Он радовался – что кровь не пролилась. (Если где и пролилась – то вопреки его воле.)

Вот за эти три-четыре дня в родном Царском Селе – в этом дворце он родился, он любил его, золотое же заточение! – к Николаю вернулась ясность духа – и смирение. Ничего больше он не мог исправить, никуда его не тянуло, не рвало, – все свои государственные обязанности он кончил. Сдал. Уже никто не мог прийти к нему с докладом, иногда досадливым, или с трудным предложением, смущающим ум, не надо мучиться с выбором. Всё своё – Николай сделал и кончил. Что мог – он сделал, и как мог лучше. И не надо больше наряжаться, переряжаться. (Влез в свои чиненные-перечиненные военные шаровары, которые были у него с 1900 года, Николай любил старые вещи.) Теперь, свалив с плеч все бремена, да жить своей семьёй. Милостивый Господь дал нам всем соединиться вместе!

Бенкендорф доложил, что, по всей видимости, они останутся в Царском Селе надолго. Приятное сознание! А сколько времени теперь – читать, для своего удовольствия или детям вслух. Николай помногу сидел то у Аликс, то у детей, особенно – у Алексея.

Очень озабочивали только их болезни. Алексей, слава Богу, перенёс корь легко и без осложнений. Две старших тоже вполне выздоравливали, ещё уши болели. Но Мария, продержавшаяся рядом с матерью самые опасные дни, теперь окунулась в корь едва ли не всех тяжелей: перекинулось и на уши, и дало злокачественную пневмонию.
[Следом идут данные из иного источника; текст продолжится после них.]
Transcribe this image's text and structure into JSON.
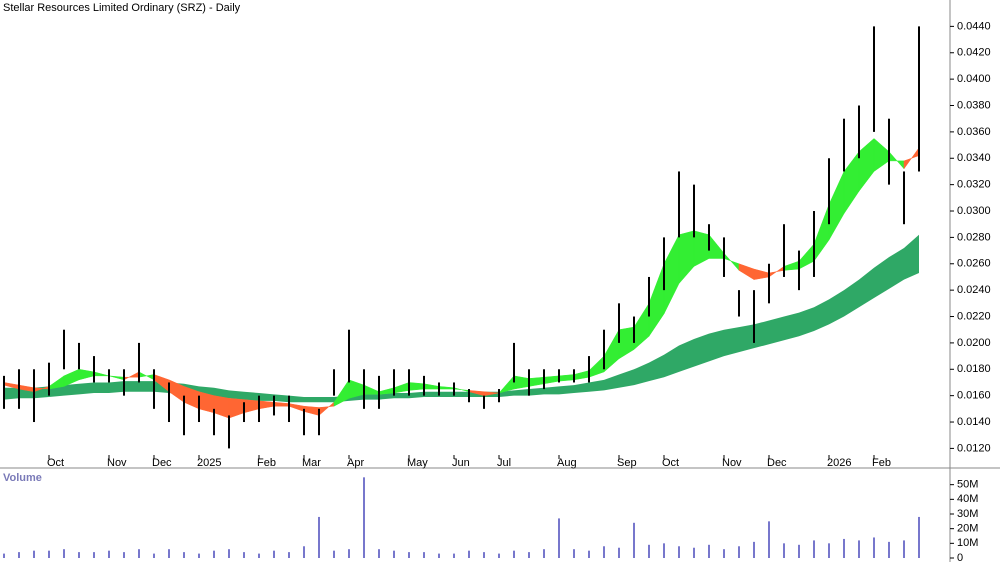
{
  "chart_data": [
    {
      "type": "range",
      "title": "Stellar Resources Limited Ordinary (SRZ) - Daily",
      "color": "#000000",
      "categories": [
        null,
        null,
        null,
        "Oct",
        null,
        null,
        null,
        "Nov",
        null,
        null,
        "Dec",
        null,
        null,
        "2025",
        null,
        null,
        null,
        "Feb",
        null,
        null,
        "Mar",
        null,
        null,
        "Apr",
        null,
        null,
        null,
        "May",
        null,
        null,
        "Jun",
        null,
        null,
        "Jul",
        null,
        null,
        null,
        "Aug",
        null,
        null,
        null,
        "Sep",
        null,
        null,
        "Oct",
        null,
        null,
        null,
        "Nov",
        null,
        null,
        "Dec",
        null,
        null,
        null,
        "2026",
        null,
        null,
        "Feb",
        null,
        null,
        null
      ],
      "high": [
        0.0175,
        0.018,
        0.018,
        0.0185,
        0.021,
        0.02,
        0.019,
        0.018,
        0.018,
        0.02,
        0.018,
        0.017,
        0.016,
        0.016,
        0.015,
        0.0145,
        0.0155,
        0.016,
        0.016,
        0.016,
        0.015,
        0.015,
        0.018,
        0.021,
        0.018,
        0.0175,
        0.018,
        0.018,
        0.0175,
        0.017,
        0.017,
        0.0165,
        0.016,
        0.0165,
        0.02,
        0.018,
        0.018,
        0.018,
        0.018,
        0.019,
        0.021,
        0.023,
        0.022,
        0.025,
        0.028,
        0.033,
        0.032,
        0.029,
        0.028,
        0.024,
        0.024,
        0.026,
        0.029,
        0.027,
        0.03,
        0.034,
        0.037,
        0.038,
        0.044,
        0.037,
        0.033,
        0.044
      ],
      "low": [
        0.015,
        0.015,
        0.014,
        0.016,
        0.018,
        0.018,
        0.017,
        0.017,
        0.016,
        0.017,
        0.015,
        0.014,
        0.013,
        0.014,
        0.013,
        0.012,
        0.014,
        0.014,
        0.0145,
        0.014,
        0.013,
        0.013,
        0.016,
        0.017,
        0.015,
        0.015,
        0.016,
        0.016,
        0.016,
        0.016,
        0.016,
        0.0155,
        0.015,
        0.0155,
        0.017,
        0.016,
        0.0165,
        0.017,
        0.017,
        0.017,
        0.018,
        0.02,
        0.02,
        0.022,
        0.024,
        0.028,
        0.028,
        0.027,
        0.025,
        0.022,
        0.02,
        0.023,
        0.025,
        0.024,
        0.025,
        0.029,
        0.033,
        0.034,
        0.036,
        0.032,
        0.029,
        0.033
      ],
      "bands": [
        {
          "up_color": "#33ee33",
          "down_color": "#ff6633",
          "fast": [
            0.0168,
            0.0165,
            0.0163,
            0.0167,
            0.0175,
            0.018,
            0.0178,
            0.0175,
            0.0172,
            0.0178,
            0.0172,
            0.0163,
            0.0155,
            0.015,
            0.0147,
            0.0143,
            0.0147,
            0.015,
            0.0152,
            0.0152,
            0.0148,
            0.0145,
            0.0155,
            0.0172,
            0.0168,
            0.0163,
            0.0166,
            0.017,
            0.0169,
            0.0167,
            0.0166,
            0.0163,
            0.016,
            0.0162,
            0.0175,
            0.0173,
            0.0174,
            0.0175,
            0.0176,
            0.0179,
            0.019,
            0.021,
            0.0212,
            0.023,
            0.026,
            0.0282,
            0.0285,
            0.0282,
            0.0268,
            0.0255,
            0.0248,
            0.025,
            0.0258,
            0.0262,
            0.0275,
            0.0305,
            0.033,
            0.0345,
            0.0355,
            0.0345,
            0.0332,
            0.0348
          ],
          "slow": [
            0.017,
            0.0168,
            0.0166,
            0.0165,
            0.0167,
            0.0172,
            0.0175,
            0.0175,
            0.0174,
            0.0174,
            0.0176,
            0.0172,
            0.0167,
            0.0163,
            0.016,
            0.0158,
            0.0157,
            0.0156,
            0.0155,
            0.0154,
            0.0152,
            0.0151,
            0.0152,
            0.0158,
            0.0161,
            0.0161,
            0.0162,
            0.0164,
            0.0165,
            0.0165,
            0.0165,
            0.0164,
            0.0163,
            0.0162,
            0.0165,
            0.0167,
            0.0169,
            0.0171,
            0.0172,
            0.0174,
            0.0178,
            0.0188,
            0.0195,
            0.0205,
            0.0222,
            0.0245,
            0.0258,
            0.0264,
            0.0264,
            0.026,
            0.0256,
            0.0253,
            0.0255,
            0.0256,
            0.0262,
            0.0278,
            0.0298,
            0.0315,
            0.033,
            0.0338,
            0.0338,
            0.0342
          ]
        },
        {
          "color": "#2fa866",
          "upper": [
            0.0166,
            0.0166,
            0.0166,
            0.0167,
            0.0168,
            0.0169,
            0.017,
            0.017,
            0.0171,
            0.0171,
            0.0171,
            0.017,
            0.0169,
            0.0167,
            0.0166,
            0.0164,
            0.0163,
            0.0162,
            0.0161,
            0.016,
            0.0159,
            0.0159,
            0.0159,
            0.016,
            0.0161,
            0.0161,
            0.0162,
            0.0162,
            0.0163,
            0.0163,
            0.0163,
            0.0163,
            0.0163,
            0.0163,
            0.0164,
            0.0165,
            0.0166,
            0.0167,
            0.0168,
            0.017,
            0.0172,
            0.0176,
            0.018,
            0.0185,
            0.0191,
            0.0198,
            0.0203,
            0.0207,
            0.021,
            0.0212,
            0.0214,
            0.0217,
            0.022,
            0.0223,
            0.0227,
            0.0233,
            0.024,
            0.0248,
            0.0257,
            0.0265,
            0.0272,
            0.0282
          ],
          "lower": [
            0.0157,
            0.0158,
            0.0158,
            0.0159,
            0.016,
            0.0161,
            0.0162,
            0.0162,
            0.0163,
            0.0163,
            0.0163,
            0.0162,
            0.0161,
            0.016,
            0.0159,
            0.0158,
            0.0157,
            0.0156,
            0.0156,
            0.0155,
            0.0155,
            0.0155,
            0.0155,
            0.0156,
            0.0157,
            0.0157,
            0.0158,
            0.0158,
            0.0159,
            0.0159,
            0.0159,
            0.0159,
            0.0159,
            0.0159,
            0.016,
            0.016,
            0.0161,
            0.0161,
            0.0162,
            0.0163,
            0.0164,
            0.0166,
            0.0168,
            0.0171,
            0.0174,
            0.0178,
            0.0182,
            0.0186,
            0.019,
            0.0193,
            0.0196,
            0.0199,
            0.0202,
            0.0205,
            0.0209,
            0.0214,
            0.022,
            0.0227,
            0.0234,
            0.0241,
            0.0248,
            0.0253
          ]
        }
      ],
      "ylim": [
        0.0115,
        0.046
      ],
      "yticks": [
        {
          "value": 0.012,
          "label": "0.0120"
        },
        {
          "value": 0.014,
          "label": "0.0140"
        },
        {
          "value": 0.016,
          "label": "0.0160"
        },
        {
          "value": 0.018,
          "label": "0.0180"
        },
        {
          "value": 0.02,
          "label": "0.0200"
        },
        {
          "value": 0.022,
          "label": "0.0220"
        },
        {
          "value": 0.024,
          "label": "0.0240"
        },
        {
          "value": 0.026,
          "label": "0.0260"
        },
        {
          "value": 0.028,
          "label": "0.0280"
        },
        {
          "value": 0.03,
          "label": "0.0300"
        },
        {
          "value": 0.032,
          "label": "0.0320"
        },
        {
          "value": 0.034,
          "label": "0.0340"
        },
        {
          "value": 0.036,
          "label": "0.0360"
        },
        {
          "value": 0.038,
          "label": "0.0380"
        },
        {
          "value": 0.04,
          "label": "0.0400"
        },
        {
          "value": 0.042,
          "label": "0.0420"
        },
        {
          "value": 0.044,
          "label": "0.0440"
        }
      ]
    },
    {
      "type": "bar",
      "title": "Volume",
      "color": "#7777cc",
      "values": [
        3000000,
        4000000,
        5000000,
        5000000,
        6000000,
        4000000,
        4000000,
        5000000,
        4000000,
        6000000,
        3000000,
        6000000,
        4000000,
        3000000,
        5000000,
        6000000,
        4000000,
        3000000,
        5000000,
        4000000,
        8000000,
        28000000,
        5000000,
        6000000,
        55000000,
        6000000,
        5000000,
        4000000,
        4000000,
        3000000,
        3000000,
        5000000,
        4000000,
        3000000,
        5000000,
        4000000,
        6000000,
        27000000,
        6000000,
        5000000,
        8000000,
        7000000,
        24000000,
        9000000,
        10000000,
        8000000,
        7000000,
        9000000,
        6000000,
        8000000,
        11000000,
        25000000,
        10000000,
        9000000,
        12000000,
        10000000,
        13000000,
        12000000,
        14000000,
        11000000,
        12000000,
        28000000
      ],
      "ylim": [
        0,
        60000000
      ],
      "yticks": [
        0,
        {
          "value": 10000000,
          "label": "10M"
        },
        {
          "value": 20000000,
          "label": "20M"
        },
        {
          "value": 30000000,
          "label": "30M"
        },
        {
          "value": 40000000,
          "label": "40M"
        },
        {
          "value": 50000000,
          "label": "50M"
        }
      ]
    }
  ]
}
Около неё собирали консилиум (власти разрешили, но – дикая грубость – чтоб и тут при осмотре присутствовали офицер и два солдата), а милый доктор Боткин, добровольно заточившийся, был рядом всегда. Анастасия же – почти поправлялась, вдруг опять заболели уши и тоже воспаление лёгких. Сегодня сделали ей прокол уха.